100-year floods more frequent, say development foes 11/24/99
    A proposed apartment and office complex on the Shawsheen River has prompted residents to call for redefinition of the area's flood plain, saying that current guidelines don't accurately reflect how much the Shawsheen watershed floods.
      "We believe these numbers are dated," says Patrick Robbins, who spoke against the development of the Powder Mill Square project at a recent Conservation Commission meeting. Robbins and neighbors of the proposed project say if the guidelines for flooding in the area used by engineers of the project and town officials aren't updated, they will allow a project to be built that would create more flooding.
      "We believe there will be an increase in impervious cover, which causes an increase in flooding," says Bob Rauseo, president of the Shawsheen River Watershed Association.
      The project must be designed to accommodate flood waters up to a "100 year-flood," or the amount of flooding from a storm likely to occur once every 100 years.
      As proposed, the office buildlng would be built over the river, and the bottom floor of its  parking  garage would be designed to hold flood water during such a storm.
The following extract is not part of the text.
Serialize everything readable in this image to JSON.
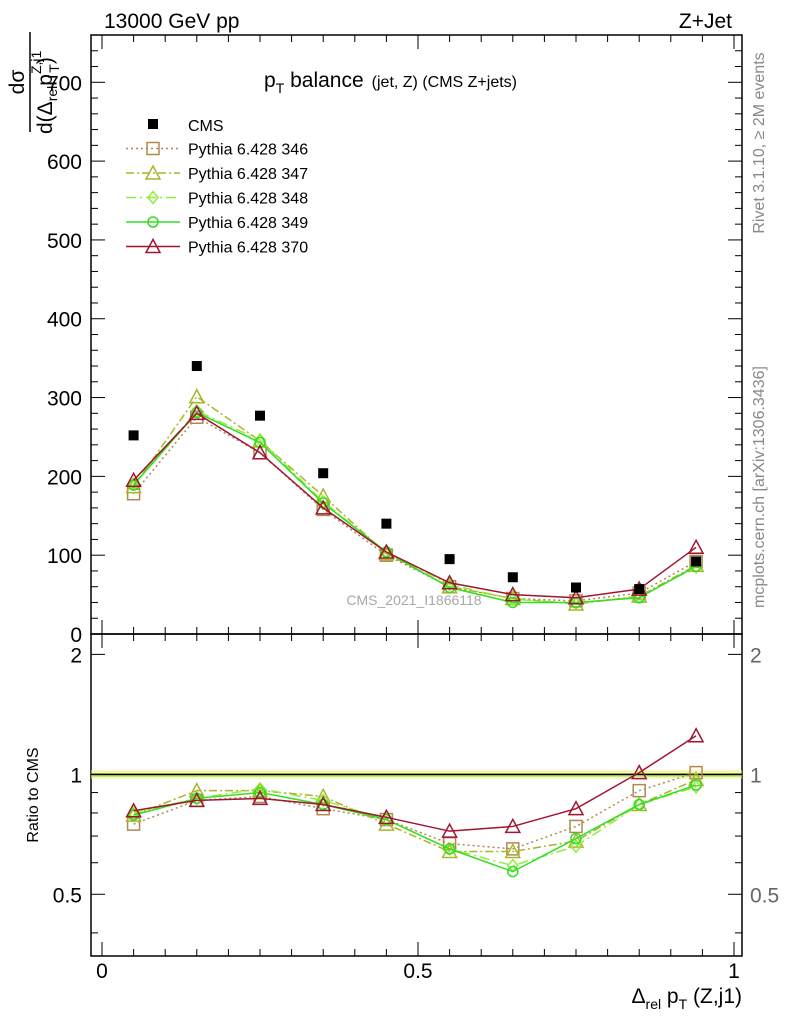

      Residents  say guidelines that define the 100 year-flood aren't  accurate because the amount of impervious  surface around the watershed in surrounding towns has increased since the maps were produced 10 years ago. Since there is less unpaved ground along the river to absorb water,more  water flows into the river during heavy storms, flooding areas down stream, residents say.
      Linda Cleary, Andover conservation agent, says development could be a factor in how much the area floods.
      "It just makes sense that  development upstream in the flood plain  area  could change what happens downstream,"   she says.
        But to analyze how much  things  have changed would be a major  undertaking, river experts say.
        The FEMA (Federal Emergency  Management Agency) map that local insurors use for  flood  insurance information and conservationists  use  in evaluating  proposal's impact on the wetlands was last updated June 5, 1989, Clearv says.
       "These are the only maps available to us. The thought may be that the area needs to be studied," she says.
        Michael Goetz, regional hydrologist for FEMA's Boston office says  adjusting  the guidelines is a question of cash flow as much as water flow.
       The Boston office handles FEMA maps for all of New England, and has a limited budget each year to restudy or update maps.
        For the Shawsheen River watershed to be updated or restudied, residents and town officials would have to make a case showing evidence of flooding problems and flood damage.
        A map update costs FEMA ahout $40,000 to study a 3 or 4 mile area of stream, Goetz says. A more involved restudy of a watershed area could take up to a year and a half; he says.
       "We basically have to see how much the property is at risk, and whether the cost (of the study) would equal the benefit," he says.
        "Increased development may add pressure in those aaeas that would lead a community to ask us to do a study, but we have to prioritize our information," he says.
       The application process puts other watershed areas in competition with coastal communities that show repetitive losses from floods over the years, Goetz says.
"It's up to the community to make as good a case as it can to get us the benefit/cost ratio," he says.
        A new FEMA program allows watershed communities to help pay for studies and donate expertise, a method that helps projects get done much more quickly, Goetz says, but communities with many experts are likely to be found in the Midwest, where county planners can be made available to work with FEMA, he says.
       A restudy of an area could show that the amount of rainfall that once produced a 100 year-flood, or a flood that has a 1-percent chance of occurring every year, may under current conditions create a 50 year flood, Goetz says.
      "As development increases, you get more runoff in the entire basin, especially if communities don't practice good storm-water management. All the water goes right into the stream," he says.
Andover Conservation Commission Chairman Paul Finger says it's the incremental changes in the watershed over time that have compounded into today's situation.
     "There's no question at all that the flood plain (maps) are not necessarily that accurate. But it's a very long and detailed study that won't be happening in the immediate future That's why we encourage in new regulations to bring water back into the ground," Finger says.
      State wetlands bylaws, which took effect in the mid '80s, were the state's first attempts to begin undoing the damage done by watershed-related development up to that point.
     "Andover, I think, was in the forefront of requiring more from the Conservation Commission, but many communities didn't," he says.
     In addition to handling changes all over the watershed by enforcing state and local bylaws, Finger says he believes the commission needs to examine the bylaws reviewed by the Planning Board and the Conservation Commission.
     Not all proposed projects require approval from the Planning Board and the Conservation Commission, he says. If a project is not proposed for a wetland area, it is only reviewed by the Planning Board, Finger says.
     The Planning Board requires that new development does not increase the rate of runoff produced by a new project, but does not address any increase in the voume of water, Finger says.
     A storm-water management plan would address both, Finger says.
     Andover's storm water management plan, is very detailed, but is more than 35 years old.